From the Journals

CRC risk in young adults: Not as high as previously reported

Implications for CRC screening.


The risk for colorectal cancer (CRC) in young adults is actually lower than has been estimated, because previous studies did not differentiate between colorectal adenocarcinoma and the histologically different carcinoid tumors, which are incidental findings, say experts.

New estimates for the risk of CRC in young adults, which differentiate colorectal adenocarcinoma from other types, are reported in a study published Dec. 15, 2020, in Annals of Internal Medicine.

They are important because this finding has implications for CRC screening, say a trio of experts in an accompanying editorial.

Reports of an increase in the incidence of CRC in younger adults have led to changes in screening for this cancer in the United States. The age for starting CRC screening has been lowered to 45 years (instead of 50 years) in recommendations issued in 2018 by the American Cancer Society, and also more recently in preliminary recommendations from the U.S. Preventive Services Task Force.

However, that 2018 ACS recommendation to lower the starting age to 45 years was based to a large extent on a report of a higher incidence of CRC in younger adults from a 2017 study that used the SEER (Surveillance, Epidemiology, and End Results) database).

But that SEER-based study considered “colorectal cancer” as a homogeneous group defined by topology, the editorialists pointed out.

The new study, the editorialists said, uses that same SEER database but has “disentangled colorectal adenocarcinoma, the target for screening, from other histologic CRC types, including neuroendocrine (carcinoid) tumors, for which screening is not recommended.”

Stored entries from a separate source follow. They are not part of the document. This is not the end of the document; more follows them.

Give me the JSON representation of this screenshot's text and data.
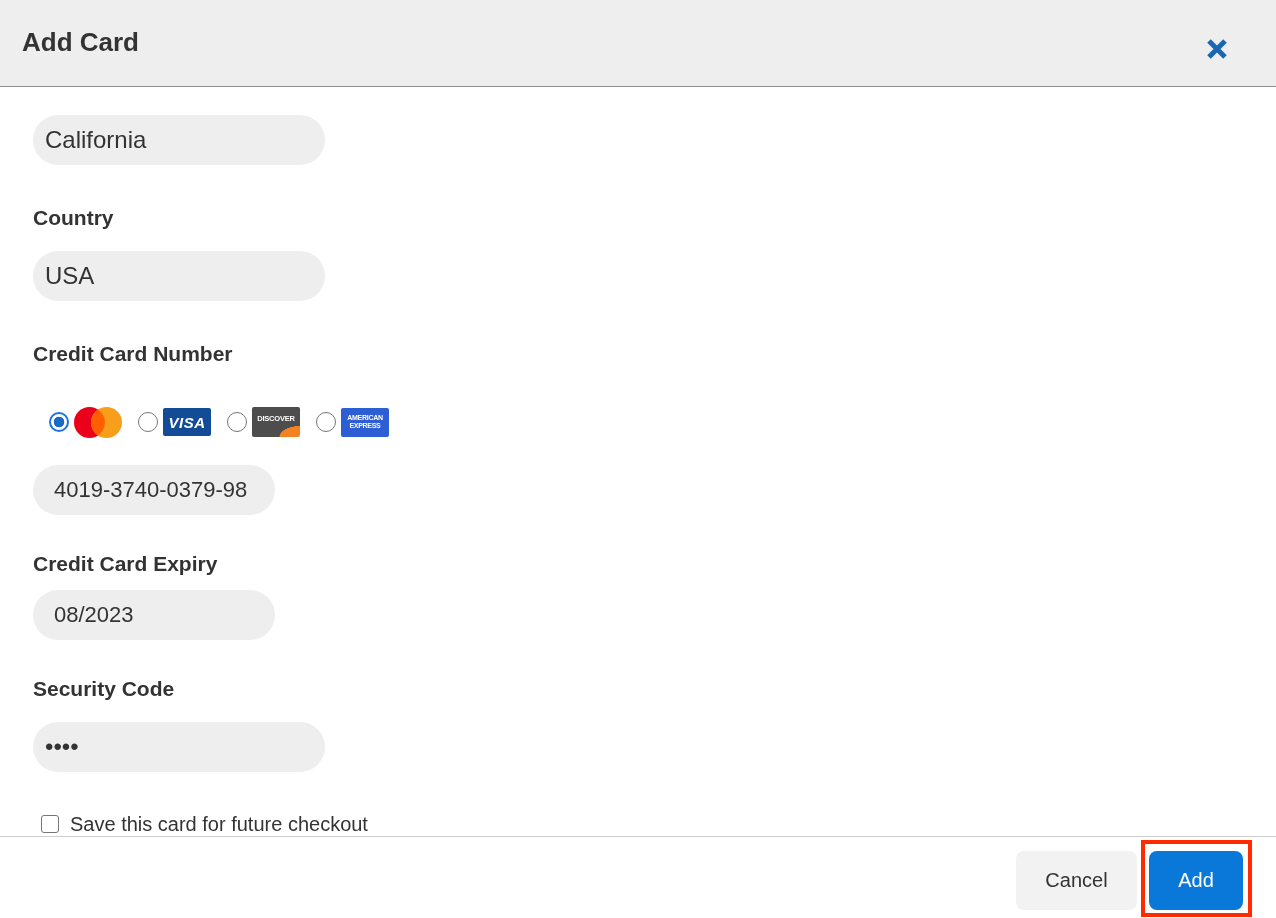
{
  "dialog": {
    "title": "Add Card"
  },
  "fields": [
    {
      "kind": "text",
      "value": "California"
    },
    {
      "kind": "text",
      "label": "Country",
      "value": "USA"
    },
    {
      "kind": "card_number",
      "label": "Credit Card Number",
      "card_types": [
        {
          "kind": "mastercard",
          "selected": true
        },
        {
          "kind": "visa",
          "selected": false,
          "logo_text": "VISA"
        },
        {
          "kind": "discover",
          "selected": false,
          "logo_text": "DISCOVER"
        },
        {
          "kind": "amex",
          "selected": false,
          "logo_text": "AMERICAN EXPRESS"
        }
      ],
      "value": "4019-3740-0379-98"
    },
    {
      "kind": "expiry",
      "label": "Credit Card Expiry",
      "value": "08/2023"
    },
    {
      "kind": "password",
      "label": "Security Code",
      "value": "••••"
    }
  ],
  "save_card": {
    "label": "Save this card for future checkout",
    "checked": false
  },
  "buttons": [
    {
      "label": "Cancel",
      "kind": "secondary",
      "highlighted": false
    },
    {
      "label": "Add",
      "kind": "primary",
      "highlighted": true
    }
  ]
}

The study authors explained that adenocarcinoma is a target for prevention through screening because it arises from precancerous polyps. Those growths can be detected and removed before cancer develops. That doesn’t apply to carcinoid tumors, which are frequently incidental findings on flexible sigmoidoscopy or colonoscopy.

These carcinoid tumors typically are indolent, with a better prognosis than most other cancer types, the editorialists added. “Most likely, the majority of carcinoid tumors identified by screening represent incidental findings with little health benefit from detection. In fact, many may be characterized as overdiagnosed tumors, which by definition increase the burden and harms of screening without the balance of additional benefit.”

This new analysis showed that 4%-20% of the lesions previously described as CRC were not adenocarcinoma but carcinoid tumors, the editorialists pointed out.

This figure rose even higher in the subgroup of findings pertaining to the rectum, the colonic segment with the largest reported increase in early-onset CRC. Here, up to 34% of lesions (depending on patient age) were carcinoid tumors rather than adenocarcinoma, they noted.

The three editorialists – Michael Bretthauer, MD, PhD, and Mette Kalager, MD, PhD, both of the University of Oslo, and David Weinberg, MD, MSc, of Fox Chase Cancer Center, Philadelphia – call for action based on the new findings.

“The ACS’s 2018 estimate of about 7,000 new CRC cases among persons aged 45-49 years in the United States (the justification for screening) needs to be adjusted downward on the basis of the new evidence,” the trio wrote.

They conclude that “caution is warranted when promoting the benefits of CRC screening for persons younger than 50 years.”

However, the senior author of the new study, Jordan Karlitz, MD, of Tulane University, New Orleans, strongly disagreed.

Contrary to the editorialists, Dr. Karlitz said in an interview that he and his colleagues firmly believe that colorectal cancer screening for average-risk patients should begin at age 45 and that their new research, despite its clarification about carcinoid tumors, provides evidence for that.

“There are a number of other studies that support screening at age 45 as well,” he said. “This [new] finding supports the presence of a large preclinical colorectal cancer case burden in patients in their 40s that is ultimately uncovered with screening initiation at age 50. Many of these cancers could be prevented or diagnosed at an earlier stage with screening at age 45.”

“This is the first study to analyze early-onset colorectal cancer by specific histologic subtype,” Dr. Karlitz also pointed out.

“Although colorectal carcinoids are increasing at a faster rate than adenocarcinomas, adenocarcinomas constitute the overwhelming majority of colorectal cancers in people in their 40s and are also steadily increasing, which has implications for beginning screening at age 45,” he said.

Adenocarcinomas also make up the “overwhelming majority” of colorectal cancers in patients under 50 overall and “are the main driving force behind the increased colorectal cancer burden we are seeing in young patients,” Dr. Karlitz added.

Furthermore, “modeling studies on which the USPSTF screening recommendations were based [which recommended starting at age 45] were confined to adenocarcinoma, thus excluding carcinoids from their analysis,” he said.